Santos: Domingo de la Calzada, patrono de la construcción; Pancracio, patrono de los pasteleros; Nereo, Aquiles, Dionisio, Casto, Casio, Ciriaco, Baroncio, Tutela, Máximo, Grato, mártires; David Uribe Velasco, sacerdote mártir; Germán, Epifanio, Emilio, Deseado, Modoaldo, obispos; Felipe, confesor; Gemma, virgen; Macario, abad; Remigio, monje; Juana de Portugal y Catalina Páez, virgen, beatas.

A David Uribe Velasco le llegó un día la persecución, la calumnia y la muerte.

A cualquier sacerdote –como les pasa en particular a todos los cristianos que quieren serlo de verdad–, el cumplimiento de su misión le resultará más temprano que tarde suficientemente difícil. Es una consecuencia directa de ser otro Cristo, más: el mismo Cristo. Y un Cristo sin cruz no se entiende, sería una caricatura, un remedo del verdadero y único Redentor a quien representa. Por eso, la dificultad está ahí al lado; y en cualquier momento puede adquirir tintes dramáticos, o gloriosos, según se mire.

Lo que pasa es que a unos les llega escondida, a otros más fuerte, a algunos más amarga y a los predilectos tan atroz que, humanamente, sobrecoge.

David nació en Buenavista de Cuéllar, perteneciente a la diócesis de Chilapa, el 29 de diciembre de 1889.

Se ordenó sacerdote y era el buen párroco de Iguala. Ejercía ejemplarmente su ministerio en una región profundamente invadida por la masonería, el protestantismo y un grupo de cismáticos. Se ve que la tarjeta de presentación como párroco ya era complicada allí.

El militar que le apresó le propuso toda clase de garantías y libertad si aceptaba las leyes –no eran precisamente humanitarias, ni respetuosas con la dignidad de las personas, solo eran producto del odio, de la revancha, y estaban plenas de aborrecimiento a la Iglesia y a Dios– y la promesa de hacerlo obispo de la Iglesia cismática –ingrediente al alcance de cualquiera– creada por el Gobierno de la República. Pero el Padre David reafirmó lo que había escrito un mes antes, y que revela toda la fuerza de su fe y de su fidelidad: «Si fui ungido con el óleo santo que me hace ministro del Altísimo, ¿por qué no ser ungido con mi sangre en defensa de las almas redimidas con la sangre de Cristo? ¡Qué felicidad morir en defensa de los derechos de Dios! ¡Morir antes que desconocer al Vicario de Cristo!». Evidentemente, estas actitudes no salen espontáneamente porque sí; para ellas se precisa un clima sobrenatural de oración.

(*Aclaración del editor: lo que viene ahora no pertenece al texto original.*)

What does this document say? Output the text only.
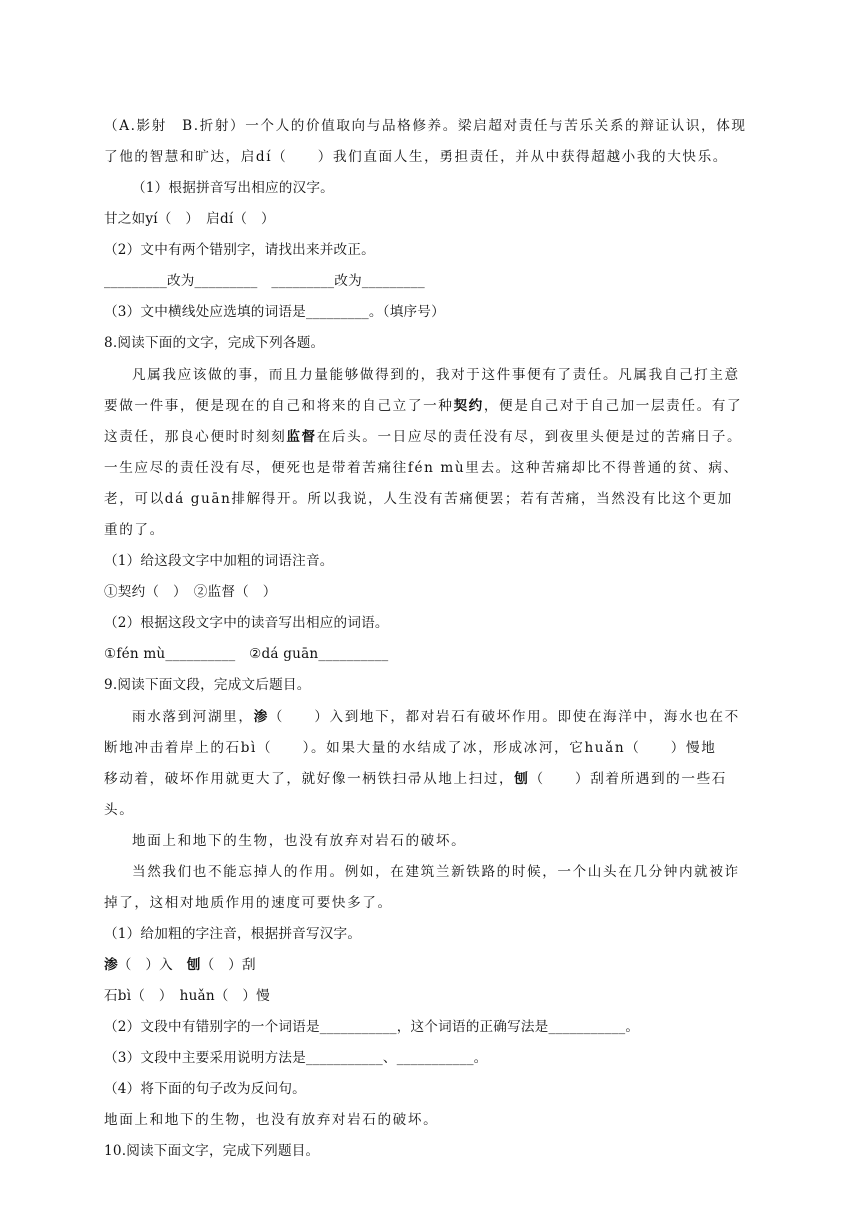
（A.影射　B.折射）一个人的价值取向与品格修养。梁启超对责任与苦乐关系的辩证认识，体现
了他的智慧和旷达，启dí（　　）我们直面人生，勇担责任，并从中获得超越小我的大快乐。
（1）根据拼音写出相应的汉字。
甘之如yí（　）　启dí（　）
（2）文中有两个错别字，请找出来并改正。
_________改为_________　_________改为_________
（3）文中横线处应选填的词语是_________。（填序号）
8.阅读下面的文字，完成下列各题。
凡属我应该做的事，而且力量能够做得到的，我对于这件事便有了责任。凡属我自己打主意
要做一件事，便是现在的自己和将来的自己立了一种契约，便是自己对于自己加一层责任。有了
这责任，那良心便时时刻刻监督在后头。一日应尽的责任没有尽，到夜里头便是过的苦痛日子。
一生应尽的责任没有尽，便死也是带着苦痛往fén mù里去。这种苦痛却比不得普通的贫、病、
老，可以dá guān排解得开。所以我说，人生没有苦痛便罢；若有苦痛，当然没有比这个更加
重的了。
（1）给这段文字中加粗的词语注音。
①契约（　）　②监督（　）
（2）根据这段文字中的读音写出相应的词语。
①fén mù__________　②dá guān__________
9.阅读下面文段，完成文后题目。
雨水落到河湖里，渗（　　）入到地下，都对岩石有破坏作用。即使在海洋中，海水也在不
断地冲击着岸上的石bì（　　）。如果大量的水结成了冰，形成冰河，它huǎn（　　）慢地
移动着，破坏作用就更大了，就好像一柄铁扫帚从地上扫过，刨（　　）刮着所遇到的一些石
头。
地面上和地下的生物，也没有放弃对岩石的破坏。
当然我们也不能忘掉人的作用。例如，在建筑兰新铁路的时候，一个山头在几分钟内就被诈
掉了，这相对地质作用的速度可要快多了。
（1）给加粗的字注音，根据拼音写汉字。
渗（　）入　刨（　）刮
石bì（　）　huǎn（　）慢
（2）文段中有错别字的一个词语是___________，这个词语的正确写法是___________。
（3）文段中主要采用说明方法是___________、___________。
（4）将下面的句子改为反问句。
地面上和地下的生物，也没有放弃对岩石的破坏。
10.阅读下面文字，完成下列题目。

Ya en la prisión escribió sus últimas palabras: «Declaro que soy inocente de los delitos que se me acusa. Estoy en las manos de Dios y de la Virgen de Guadalupe. Pido perdón a Dios y perdono a mis enemigos; pido perdón a los que haya ofendido».

La calumnia, juicios falsos, testigos amañados, y todo lo demás son situaciones conocidas, posibles y aun previstas. ¿No fue así con el Maestro? A pesar de los apaños de los furibundos enemigos, la caridad es el motor para vivir al estilo del Señor, para darle honor; y en ese trance nunca falta la imprescindible y generosísima gracia de Dios.

Llegado a un lugar cercano a la estación de San José Vistahermosa, diócesis de Cuernavaca, fue sacrificado con un tiro en la nuca el 12 de abril de 1927.

El sacerdote David, de treinta y ocho años, el que supo estar a la altura de lo heroico en la imitación de Jesucristo, fue canonizado en Roma el 21 de mayo del año 2000.

Ya antes había sido llamado definitivamente «siervo bueno y fiel».